Com uma infância tranquila, cheia de liberdades e brincadeiras, Valéria nunca imaginou que passaria por tudo o que passou. Casou-se aos 18 anos, depois de ter enfrentado a pressão dos pais. Tinha planos totalmente diferentes para o futuro, ficou grávida aos 20 do primeiro filho: “Sempre dizia para Ricardo, meu marido, que deveríamos construir nossas vidas para depois termos filhos”. Tornou-se mãe de cinco filhos, quatro meninos e uma menina. O olhar é de mãe coruja que vive para dar amor e carinho aos filhos. Quando falou sobre a primeira luta contra o câncer, Valéria se recorda da preocupação que teve com os filhos, principalmente com a caçula: “A Sara era muito pequena, então era muito complicado. Foi como um susto”. O apoio familiar foi maravilhoso e gratificante, ainda mais quanto à perda dos cabelos começou na radioterapia quando enfrentava o segundo câncer: “Todos em casa ficamos carecas”, se lembra sorridente. “As pessoas vinham me visitar e a Sara corria para o portão para avisar que eu estava careca e que não era para se assustar”, se recorda de um acontecimento que parece ter sido há décadas atrás. “Muitas pessoas ainda tem preconceito, estão desinformadas, acreditam que câncer é uma doença transmissível”, Valéria lamenta amigos que a rejeitaram.

Mas a vida é aeroporto cheio de chegadas e partidas. Muitos amigos se perderam no caminho, mas a doença trouxe muitas novas amizades. A Associação Mão Amiga tinha essa finalidade. E tudo começou com o sutiã pós-cirúrgico. Valéria ainda era uma mulher, queria usar um sutiã bonito ou um maiô na praia, que agora precisavam ser preenchidos por uma prótese de silicone, devido à cirurgia de retirada da mama esquerda: “Imagina o quão complicado é para alguém que amamentou cinco filhos se encarar”, uma longa pausa repleta de silêncio toma conta da sala. “Usar uma prótese dentro de um sutiã básico era uma situação difícil, era algo que mexia com a minha cabeça, pois até então, eu não me olhava no espelho”, diz. Foi então que ela resolveu buscar lugares onde fizessem lingeries para mulheres que enfrentaram um câncer. A Fraternidade Mão Amiga de Taubaté busca ajudar mulheres a aumentar a autoestima e se amar.

A associação ganhou apoio de diversos artistas, como Lucas Lucco, Daniel, Padre Antônio Maria, Daiane dos Santos, Príncipe Dom Bertrand e outros; que de alguma forma fizeram doações para arrecadar dinheiro e contribuir com tantas mulheres que buscam em Valéria um apoio, tanto emocional quando de doações de lingeries e próteses: “Infelizmente, eu ainda não consegui um lugar hospedar a associação”, e completa dizendo: “Minha casa é muito apertada para fazer bingos ou rifas para a associação”. Um de seus sonhos é ter um cantinho para chamar de Lar da Fraterna Mão Amiga de Taubaté.

Após toda sua luta, Valéria segue firme levando suas vivências e exemplo a outras mulheres.
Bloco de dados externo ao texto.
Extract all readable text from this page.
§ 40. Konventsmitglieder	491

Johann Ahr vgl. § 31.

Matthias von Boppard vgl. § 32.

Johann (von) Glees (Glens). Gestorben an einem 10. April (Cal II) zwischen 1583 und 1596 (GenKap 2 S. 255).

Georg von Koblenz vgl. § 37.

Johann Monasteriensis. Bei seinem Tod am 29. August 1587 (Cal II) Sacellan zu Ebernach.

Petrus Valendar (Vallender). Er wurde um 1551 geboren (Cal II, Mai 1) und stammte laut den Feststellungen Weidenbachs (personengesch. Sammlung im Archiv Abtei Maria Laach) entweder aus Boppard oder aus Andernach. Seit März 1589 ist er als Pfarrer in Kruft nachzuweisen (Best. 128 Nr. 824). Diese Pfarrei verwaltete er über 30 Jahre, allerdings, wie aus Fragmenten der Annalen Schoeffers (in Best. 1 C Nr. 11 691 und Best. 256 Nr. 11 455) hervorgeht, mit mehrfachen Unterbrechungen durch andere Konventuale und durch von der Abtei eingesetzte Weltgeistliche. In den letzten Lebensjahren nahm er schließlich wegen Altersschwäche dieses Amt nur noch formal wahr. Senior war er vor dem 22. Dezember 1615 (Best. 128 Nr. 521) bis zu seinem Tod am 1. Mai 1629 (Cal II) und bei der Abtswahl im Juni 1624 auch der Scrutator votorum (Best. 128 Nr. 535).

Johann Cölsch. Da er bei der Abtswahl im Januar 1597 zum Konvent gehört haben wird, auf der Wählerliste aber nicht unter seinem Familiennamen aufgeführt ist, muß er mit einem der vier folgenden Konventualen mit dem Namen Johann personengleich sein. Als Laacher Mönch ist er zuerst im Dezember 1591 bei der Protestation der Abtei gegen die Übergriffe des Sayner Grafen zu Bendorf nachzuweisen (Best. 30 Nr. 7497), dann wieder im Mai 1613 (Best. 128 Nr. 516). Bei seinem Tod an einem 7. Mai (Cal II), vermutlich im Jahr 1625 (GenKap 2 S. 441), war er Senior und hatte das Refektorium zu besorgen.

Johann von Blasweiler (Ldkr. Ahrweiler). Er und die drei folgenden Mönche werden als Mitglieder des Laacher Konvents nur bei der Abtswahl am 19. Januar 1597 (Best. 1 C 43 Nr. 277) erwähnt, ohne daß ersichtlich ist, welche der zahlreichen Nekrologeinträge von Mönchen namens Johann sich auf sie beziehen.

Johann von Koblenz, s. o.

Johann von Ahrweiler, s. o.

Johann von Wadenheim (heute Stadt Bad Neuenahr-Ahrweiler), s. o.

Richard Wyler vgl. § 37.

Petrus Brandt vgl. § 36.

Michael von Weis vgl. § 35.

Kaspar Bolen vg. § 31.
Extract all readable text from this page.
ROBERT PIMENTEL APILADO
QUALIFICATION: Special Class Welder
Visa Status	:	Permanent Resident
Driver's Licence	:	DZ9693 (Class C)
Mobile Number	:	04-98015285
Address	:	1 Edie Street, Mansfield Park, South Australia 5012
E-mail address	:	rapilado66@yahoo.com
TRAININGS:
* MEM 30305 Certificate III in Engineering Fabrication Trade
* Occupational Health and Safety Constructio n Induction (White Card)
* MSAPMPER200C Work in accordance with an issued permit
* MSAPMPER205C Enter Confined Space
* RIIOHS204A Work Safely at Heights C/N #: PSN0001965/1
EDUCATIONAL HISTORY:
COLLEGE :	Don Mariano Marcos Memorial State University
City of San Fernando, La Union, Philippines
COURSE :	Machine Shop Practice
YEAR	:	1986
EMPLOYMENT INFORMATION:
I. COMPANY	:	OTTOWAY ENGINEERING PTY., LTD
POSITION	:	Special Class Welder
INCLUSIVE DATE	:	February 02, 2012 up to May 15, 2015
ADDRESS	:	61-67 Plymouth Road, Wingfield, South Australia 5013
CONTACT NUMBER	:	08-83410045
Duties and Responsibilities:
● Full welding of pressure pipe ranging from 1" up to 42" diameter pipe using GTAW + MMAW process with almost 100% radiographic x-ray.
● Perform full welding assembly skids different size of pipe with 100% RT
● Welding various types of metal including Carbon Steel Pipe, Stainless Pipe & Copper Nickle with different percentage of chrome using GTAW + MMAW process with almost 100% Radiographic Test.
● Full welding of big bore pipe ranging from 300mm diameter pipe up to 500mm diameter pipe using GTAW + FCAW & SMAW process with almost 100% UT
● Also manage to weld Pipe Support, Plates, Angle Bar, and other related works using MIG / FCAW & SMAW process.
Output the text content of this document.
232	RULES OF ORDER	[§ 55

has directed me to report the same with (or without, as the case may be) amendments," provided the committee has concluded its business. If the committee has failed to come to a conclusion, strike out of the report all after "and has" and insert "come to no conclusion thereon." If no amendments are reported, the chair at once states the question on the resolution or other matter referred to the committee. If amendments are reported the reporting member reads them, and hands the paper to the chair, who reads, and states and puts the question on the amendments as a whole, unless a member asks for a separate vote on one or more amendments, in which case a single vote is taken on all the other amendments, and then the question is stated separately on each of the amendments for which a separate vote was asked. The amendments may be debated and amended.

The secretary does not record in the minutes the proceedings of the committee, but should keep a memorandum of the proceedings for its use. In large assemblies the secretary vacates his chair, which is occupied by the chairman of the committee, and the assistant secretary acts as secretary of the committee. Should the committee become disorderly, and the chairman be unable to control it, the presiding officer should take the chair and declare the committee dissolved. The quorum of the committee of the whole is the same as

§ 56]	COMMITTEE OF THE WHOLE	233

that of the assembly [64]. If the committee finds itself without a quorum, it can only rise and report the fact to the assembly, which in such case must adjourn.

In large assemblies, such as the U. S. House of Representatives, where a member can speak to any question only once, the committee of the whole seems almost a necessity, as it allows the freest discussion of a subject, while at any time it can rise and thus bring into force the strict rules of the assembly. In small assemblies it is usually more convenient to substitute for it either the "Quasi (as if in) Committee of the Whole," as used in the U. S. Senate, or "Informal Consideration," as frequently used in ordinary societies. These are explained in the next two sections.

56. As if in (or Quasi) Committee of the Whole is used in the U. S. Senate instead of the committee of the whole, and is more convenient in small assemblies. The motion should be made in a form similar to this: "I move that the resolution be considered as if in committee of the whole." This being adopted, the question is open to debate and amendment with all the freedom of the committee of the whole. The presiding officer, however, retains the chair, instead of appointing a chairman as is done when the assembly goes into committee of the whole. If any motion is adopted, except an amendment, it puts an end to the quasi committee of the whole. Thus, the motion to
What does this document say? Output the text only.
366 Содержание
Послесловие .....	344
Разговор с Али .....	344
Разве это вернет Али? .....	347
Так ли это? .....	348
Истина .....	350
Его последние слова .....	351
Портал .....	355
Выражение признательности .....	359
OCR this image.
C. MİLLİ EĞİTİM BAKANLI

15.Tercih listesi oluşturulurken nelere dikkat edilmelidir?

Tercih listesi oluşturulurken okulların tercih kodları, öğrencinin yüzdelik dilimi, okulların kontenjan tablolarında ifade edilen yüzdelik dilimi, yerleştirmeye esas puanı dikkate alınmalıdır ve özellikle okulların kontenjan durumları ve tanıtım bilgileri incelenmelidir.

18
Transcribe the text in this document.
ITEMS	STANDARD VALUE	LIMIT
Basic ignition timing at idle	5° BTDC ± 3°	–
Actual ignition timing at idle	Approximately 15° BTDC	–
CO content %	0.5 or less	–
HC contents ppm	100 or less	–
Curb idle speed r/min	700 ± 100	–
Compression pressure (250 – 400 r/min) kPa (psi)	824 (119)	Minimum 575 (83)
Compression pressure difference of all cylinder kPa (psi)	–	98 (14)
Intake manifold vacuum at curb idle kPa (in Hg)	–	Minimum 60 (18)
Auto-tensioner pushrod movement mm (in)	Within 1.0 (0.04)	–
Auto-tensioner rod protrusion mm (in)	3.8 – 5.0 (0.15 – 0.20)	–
Hoje ela é palestrante e sempre está presente em ONGs e Institutos para mostrar que a luta é mais forte. Em julho de 2016, a emoção tomou conta de seu ser; foi condutora da tocha olímpica em Taubaté. Tudo começou com o incentivo dos filhos para se inscrever para ser uma das representantes desse momento tão importante no país: “Eles me diziam que não custava tentar e começaram a escrever a história para os três patrocinadores desse momento e então fui escolhida pela Nissan”, sorri, enquanto mostra orgulhosa a replica da Tocha que ganhou. “Eu não imaginava que poderia ganhar, pois muitos brasileiros enviariam suas histórias”, completa.

Em seus olhos é perceptível o desejo de viver a vida como se o amanhã não existisse: “Pulei carnaval pouco tempo depois de tirar todos os drenos. E olha que nem sou chegada nessa época. Coloquei uma peruca nega maluca e fui atrás do Juca Teles”. Enche-se de orgulho de si mesma: “Uma coisa que sempre digo nas palestras é que deve se valorizar a si mesmo, independente de como você esteja”. A luta contra o câncer é muito dura para se entregar: “Você não pode enxergar uma pessoa que enfrenta o câncer como coitada, ela é guerreira”, diz. Valéria lembra-se de quão guerreira e perseverante ainda é.